In light of a new bike trail on the West Side, do cyclists in low-income areas have the same opportunities as bike commuters in wealthier neighborhoods?


By Kitty McConnell
Columbus Alive

In Franklin County, one in two whites and seven in 10 Asians live in areas rated as having a “high opportunity index.” Comparatively, only three in 10 Hispanics or Latinos, and less than one in five African-Americans live in Columbus’ areas of “high” opportunity, as measured by the Kirwan Institute for the Study of Race and Ethnicity and the Moritz College of Law at the Ohio State University. (Their joint research was published in the 2012 Neighborhoods & Community Development in Franklin County report, commissioned by the Community Development Collaborative of Greater Columbus.)

Franklin County’s opportunity index mapping was based on data compiled using key socio-economic indicators including: housing, home ownership and neighborhood factors; transit, mean commute time, unemployment rates and job access; incarceration rates and access to healthcare, and school performance, student poverty and educational attainment levels.

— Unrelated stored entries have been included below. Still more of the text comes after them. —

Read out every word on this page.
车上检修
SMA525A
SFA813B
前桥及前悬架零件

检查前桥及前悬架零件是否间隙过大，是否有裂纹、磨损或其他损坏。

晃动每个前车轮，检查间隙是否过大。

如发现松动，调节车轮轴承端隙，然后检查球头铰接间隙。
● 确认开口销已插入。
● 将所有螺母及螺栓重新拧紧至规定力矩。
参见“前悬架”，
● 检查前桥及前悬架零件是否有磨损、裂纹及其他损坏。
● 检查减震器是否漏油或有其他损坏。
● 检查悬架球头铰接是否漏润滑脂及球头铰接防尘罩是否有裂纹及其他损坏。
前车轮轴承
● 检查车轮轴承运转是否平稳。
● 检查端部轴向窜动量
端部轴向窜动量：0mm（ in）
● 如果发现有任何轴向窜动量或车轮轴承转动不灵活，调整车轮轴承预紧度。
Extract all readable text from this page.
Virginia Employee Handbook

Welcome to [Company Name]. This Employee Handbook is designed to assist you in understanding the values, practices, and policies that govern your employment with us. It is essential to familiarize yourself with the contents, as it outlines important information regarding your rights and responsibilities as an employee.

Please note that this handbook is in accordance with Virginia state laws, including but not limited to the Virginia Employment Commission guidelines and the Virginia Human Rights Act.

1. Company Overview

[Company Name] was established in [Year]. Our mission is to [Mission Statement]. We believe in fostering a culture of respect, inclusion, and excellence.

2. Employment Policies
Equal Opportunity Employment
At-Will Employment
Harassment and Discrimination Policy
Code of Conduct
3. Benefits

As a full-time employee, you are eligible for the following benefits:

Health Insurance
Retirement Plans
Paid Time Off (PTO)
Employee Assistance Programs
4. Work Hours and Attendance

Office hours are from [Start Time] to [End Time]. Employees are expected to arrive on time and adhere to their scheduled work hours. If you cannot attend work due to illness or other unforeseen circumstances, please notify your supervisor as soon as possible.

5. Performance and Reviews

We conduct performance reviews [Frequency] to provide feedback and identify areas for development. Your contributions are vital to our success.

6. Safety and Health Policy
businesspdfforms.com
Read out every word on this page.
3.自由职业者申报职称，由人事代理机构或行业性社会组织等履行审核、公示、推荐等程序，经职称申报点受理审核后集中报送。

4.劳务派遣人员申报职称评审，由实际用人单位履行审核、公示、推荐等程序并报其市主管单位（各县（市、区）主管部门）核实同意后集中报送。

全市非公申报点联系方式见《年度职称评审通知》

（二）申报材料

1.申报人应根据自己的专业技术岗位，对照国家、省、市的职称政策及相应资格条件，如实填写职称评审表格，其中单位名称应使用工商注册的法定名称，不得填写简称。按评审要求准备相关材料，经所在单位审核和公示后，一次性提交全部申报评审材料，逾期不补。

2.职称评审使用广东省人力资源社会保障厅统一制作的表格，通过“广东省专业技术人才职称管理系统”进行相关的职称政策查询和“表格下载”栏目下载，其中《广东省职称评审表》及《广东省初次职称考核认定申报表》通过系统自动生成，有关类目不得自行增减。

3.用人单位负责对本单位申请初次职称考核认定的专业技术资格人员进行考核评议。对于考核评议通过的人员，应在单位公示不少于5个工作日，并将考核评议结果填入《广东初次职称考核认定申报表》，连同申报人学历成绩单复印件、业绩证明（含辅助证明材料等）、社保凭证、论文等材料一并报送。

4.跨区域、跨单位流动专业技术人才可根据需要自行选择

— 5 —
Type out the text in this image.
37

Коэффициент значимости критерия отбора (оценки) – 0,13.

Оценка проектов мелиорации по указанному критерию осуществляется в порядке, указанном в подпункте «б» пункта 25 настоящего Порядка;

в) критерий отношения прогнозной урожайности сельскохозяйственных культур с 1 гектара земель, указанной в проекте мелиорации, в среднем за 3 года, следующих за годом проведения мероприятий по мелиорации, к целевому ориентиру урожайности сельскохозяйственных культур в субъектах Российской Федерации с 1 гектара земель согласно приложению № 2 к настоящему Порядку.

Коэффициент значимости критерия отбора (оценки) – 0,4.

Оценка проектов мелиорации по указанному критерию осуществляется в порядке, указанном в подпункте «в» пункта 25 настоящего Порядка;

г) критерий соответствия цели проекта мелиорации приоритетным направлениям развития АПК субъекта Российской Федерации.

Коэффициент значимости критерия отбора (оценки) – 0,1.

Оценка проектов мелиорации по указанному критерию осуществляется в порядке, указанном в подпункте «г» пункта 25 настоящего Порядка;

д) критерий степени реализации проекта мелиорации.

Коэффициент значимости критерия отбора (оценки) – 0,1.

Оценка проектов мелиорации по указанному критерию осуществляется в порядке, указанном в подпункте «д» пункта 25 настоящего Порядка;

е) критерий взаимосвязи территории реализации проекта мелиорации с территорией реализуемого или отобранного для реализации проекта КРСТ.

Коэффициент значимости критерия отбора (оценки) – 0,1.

“Transportation is always one of the key components of those maps and indexes. It’s a critical aspect of accessing opportunity,” said Matt Martin, senior researcher at the Kirwan Institute. “Columbus is a very car-centric city. People talk about, ‘You can get anywhere in Columbus in 20 minutes.’ Well, you can get anywhere in Columbus in 20 minutes by car, but it takes a lot longer to get around if you don’t have one.”